Wed, 11 December 2024

Toleransi Kebergaman Nyaris Terabaikan

Reporter: Awallina Ilmiakhanza | Redaktur: Zairah Farah Diba | Dibaca 470 kali

Sat, 10 December 2016
(Dari kanan) panitia dan Ketua PW IPNU Jabar Amin Fajri, ketua PP IPNU Asep Irfan Mujahid, Wahyu Iriana, Arie Sudjito tengah berfoto bersama usai seminar, Rabu (30/11) di Aula Fakultas Adab dan Humaniora. (Ridwan Alawi/Kontributor).

Jurnalposmedia.com- Persoalan kebangsaan hari ini semakin kompleks. Persatuan bangsa kini terancam terpecah belah. Semangat toleransi pada keberagaman kini memudar. Umat islam dipersepsikan menentang kebhinekaan. Padahal dalam sejarah Negara Kesatuan Republik Indonesia (NKRI) umat Islam di Indonesia berkontribusi besar dalam mengawal keragaman dan mendasarkan pondasi negara ini pada keberagaman. Indonesia tak akan sukses bila hanya ada Islam di dalamnya.
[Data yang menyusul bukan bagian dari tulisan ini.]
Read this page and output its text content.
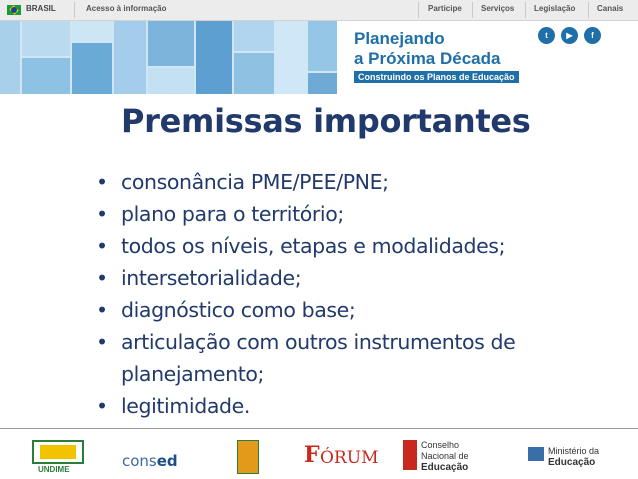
BRASIL	Acesso à informação	Participe Serviços Legislação	Canais
Planejando
a Próxima Década
Construindo os Planos de Educação
t	▶	f
Premissas importantes
• consonância PME/PEE/PNE;
• plano para o território;
• todos os níveis, etapas e modalidades;
• intersetorialidade;
• diagnóstico como base;
• articulação com outros instrumentos de
planejamento;
• legitimidade.
UNDIME	consed	F ÓRUM
Conselho
Nacional de
Educação
Ministério da
Educação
Hari ini mayoritas publik lebih percaya dengan arus informasi viral di media sosial tanpa memperdulikan kebenarannya. Kondisi ini sangat berbahaya dan dapat mengancam kebhinekaan. Konflik antar kelompok dengan sangat mudah bisa diprovokasi oleh isu di media sosial tanpa terlebih dulu mempelajari informasi yang berkaitan didalamnya.

Ketua Departemen Sosiologi Universitas Gajah Mada sekaligus Pengamat Politik, Arie Sudjito mengatakan persoalan Indonesia dulu adalah untuk menghentikan imperialisme. Corak Indonesia itu terbentuk dari keberagamannya. Keberagaman itu yang mengikat Indonesia. Benturan yang kini dihadapi adalah imperialisme baru dan perpecahan di antara masyarakat.

Padahal keberagaman itu mampu membentuk spirit keadilan Indonesia. Muusuh yang sebenarnya itu ketidakadilan global dan sekterian perspektif agama. Bukan perbedaan agama dan etis. Jelas dalam konstitusi membahas tentang keberagaman. Umat Islam perlu peka dan peduli supaya tidak terlibat dalam benturan ini. Bayangkan jika hal tersebut tidak dicegah.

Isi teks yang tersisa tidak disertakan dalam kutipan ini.